View Single Post
Old 08-24-2011, 08:29 PM   #92
hughrbeyer
Dojo: Shobu Aikido of Boston
Location: Peterborough, NH
Join Date: Aug 2010
Posts: 632
United_States
Offline
Re: philosophical or practical martial art?

Quote:
Niall Matthews wrote: View Post
Hugh I disagree about techniques for killing. They are the antithesis of aikido. It does seem a little patronizing to have showing openings to your partner as an aim of your aikido instead of an incidental result of sincere training. But it implies that keiko is a kind of conversation which is a very interesting point.
Been cogitating on this.

First, my initial point was just that if one doesn't show one's partner where he's open, one is doing his partner no favors. Some of those openings may involve killing techniques. Doesn't matter, from this point of view.

But where I really get hung up is when people start clutching their pearls over the idea that somebody might actually get hurt from an aikido technique. Guys! And gals! This is a martial art! It's about hurting people! Yes, aikido always offers a way out, so that hurt is a choice... but it's not always the receiver's choice. A boneheaded attacker can pretty much always get themselves hurt. And you'd have to be a better aikidoka than O-Sensei to never hurt your attacker. And in the real world, you can't have any confidence of defending yourself without getting hurt and without hurting your attacker.
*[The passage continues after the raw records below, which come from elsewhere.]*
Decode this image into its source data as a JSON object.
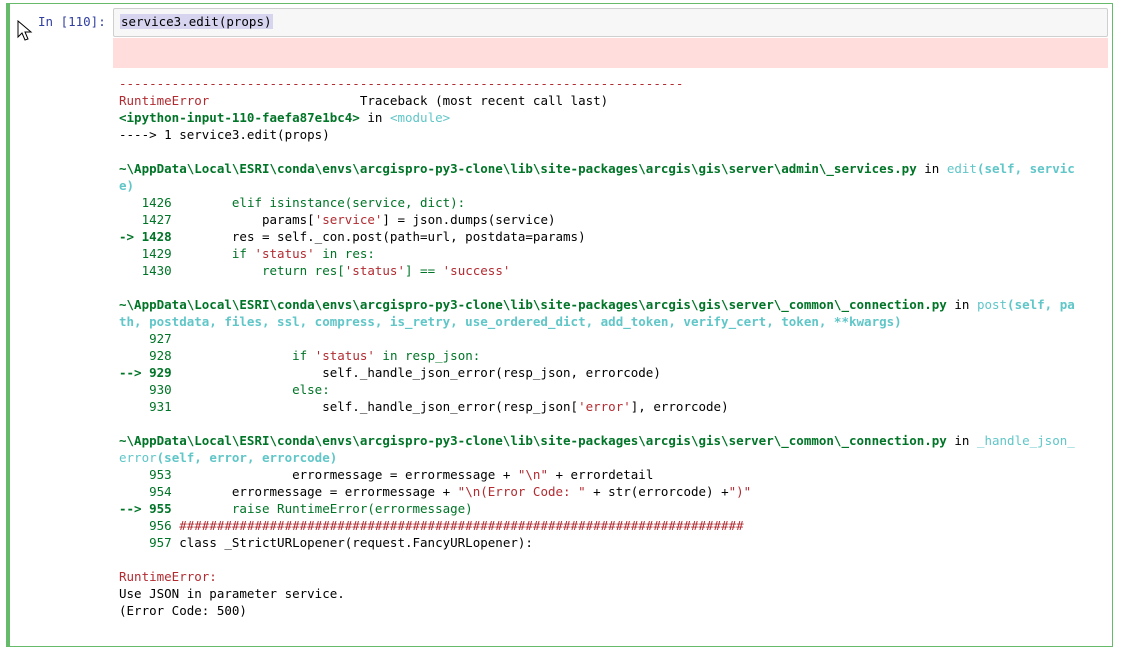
{
  "cell": {
    "prompt": "In [110]:",
    "input_code": "service3.edit(props)"
  },
  "traceback": {
    "separator": "---------------------------------------------------------------------------",
    "error_name": "RuntimeError",
    "header_right": "Traceback (most recent call last)",
    "input_ref": "<ipython-input-110-faefa87e1bc4>",
    "in_word": " in ",
    "module": "<module>",
    "first_arrow_line": "----> 1 service3.edit(props)",
    "frames": [
      {
        "path": "~\\AppData\\Local\\ESRI\\conda\\envs\\arcgispro-py3-clone\\lib\\site-packages\\arcgis\\gis\\server\\admin\\_services.py",
        "func": "edit",
        "args_line1": "(self, servic",
        "args_line2": "e)",
        "lines": [
          {
            "prefix": "   1426",
            "code_a": "        elif isinstance(service, dict):"
          },
          {
            "prefix": "   1427",
            "code_a": "            params[",
            "str1": "'service'",
            "code_b": "] = json.dumps(service)"
          },
          {
            "prefix": "-> 1428",
            "code_a": "        res = self._con.post(path=url, postdata=params)"
          },
          {
            "prefix": "   1429",
            "code_a": "        if ",
            "str1": "'status'",
            "code_b": " in res:"
          },
          {
            "prefix": "   1430",
            "code_a": "            return res[",
            "str1": "'status'",
            "code_b": "] == ",
            "str2": "'success'"
          }
        ]
      },
      {
        "path": "~\\AppData\\Local\\ESRI\\conda\\envs\\arcgispro-py3-clone\\lib\\site-packages\\arcgis\\gis\\server\\_common\\_connection.py",
        "func": "post",
        "args_line1": "(self, pa",
        "args_line2": "th, postdata, files, ssl, compress, is_retry, use_ordered_dict, add_token, verify_cert, token, **kwargs)",
        "lines": [
          {
            "prefix": "    927",
            "code_a": ""
          },
          {
            "prefix": "    928",
            "code_a": "                if ",
            "str1": "'status'",
            "code_b": " in resp_json:"
          },
          {
            "prefix": "--> 929",
            "code_a": "                    self._handle_json_error(resp_json, errorcode)"
          },
          {
            "prefix": "    930",
            "code_a": "                else:"
          },
          {
            "prefix": "    931",
            "code_a": "                    self._handle_json_error(resp_json[",
            "str1": "'error'",
            "code_b": "], errorcode)"
          }
        ]
      },
      {
        "path": "~\\AppData\\Local\\ESRI\\conda\\envs\\arcgispro-py3-clone\\lib\\site-packages\\arcgis\\gis\\server\\_common\\_connection.py",
        "func_part1": "_handle_json_",
        "func_part2": "error",
        "args_line2": "(self, error, errorcode)",
        "lines": [
          {
            "prefix": "    953",
            "code_a": "                errormessage = errormessage + ",
            "str1": "\"\\n\"",
            "code_b": " + errordetail"
          },
          {
            "prefix": "    954",
            "code_a": "        errormessage = errormessage + ",
            "str1": "\"\\n(Error Code: \"",
            "code_b": " + str(errorcode) +",
            "str2": "\")\""
          },
          {
            "prefix": "--> 955",
            "code_a": "        raise RuntimeError(errormessage)"
          },
          {
            "prefix": "    956",
            "comment": " ###########################################################################"
          },
          {
            "prefix": "    957",
            "code_a": " class _StrictURLopener(request.FancyURLopener):"
          }
        ]
      }
    ],
    "final_error": "RuntimeError:",
    "final_message_1": "Use JSON in parameter service.",
    "final_message_2": "(Error Code: 500)"
  },
  "colors": {
    "cell_border": "#66bb6a",
    "prompt": "#303f9f",
    "error_red": "#b22b31",
    "path_green": "#007427",
    "func_cyan": "#60c6c8",
    "error_bg": "#ffdddd"
  }
}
If you avoid this truth, as I think you do if you cling to a view of aikido that's all niceness and bunny rabbits, I don't see it as noble. I see it as hiding your head in the sand. If you've taken on a martial art, IMHO, you've taken on the challenge of tuning yourself into the best weapon you can be. Yeah, for most of us the macho wet dream of beating down the five thugs mugging the helpless old lady isn't ever going to be on the table--and yeah, if we use our training well, most conflicts should never get to the point of violence anyway--but we are training to be able to maintain control in difficult situations. Our strength may be a gift to the world if we use it wisely. Our weakness can never be.

The paradox is, if we follow the path faithfully, we discover that we control a situation by not trying to manipulate it. We discover we can use connection rather than force. We discover that the most irresistible power is the softest.

But there are no short cuts. If you're following a martial way, you have to follow it. Otherwise you just have mush.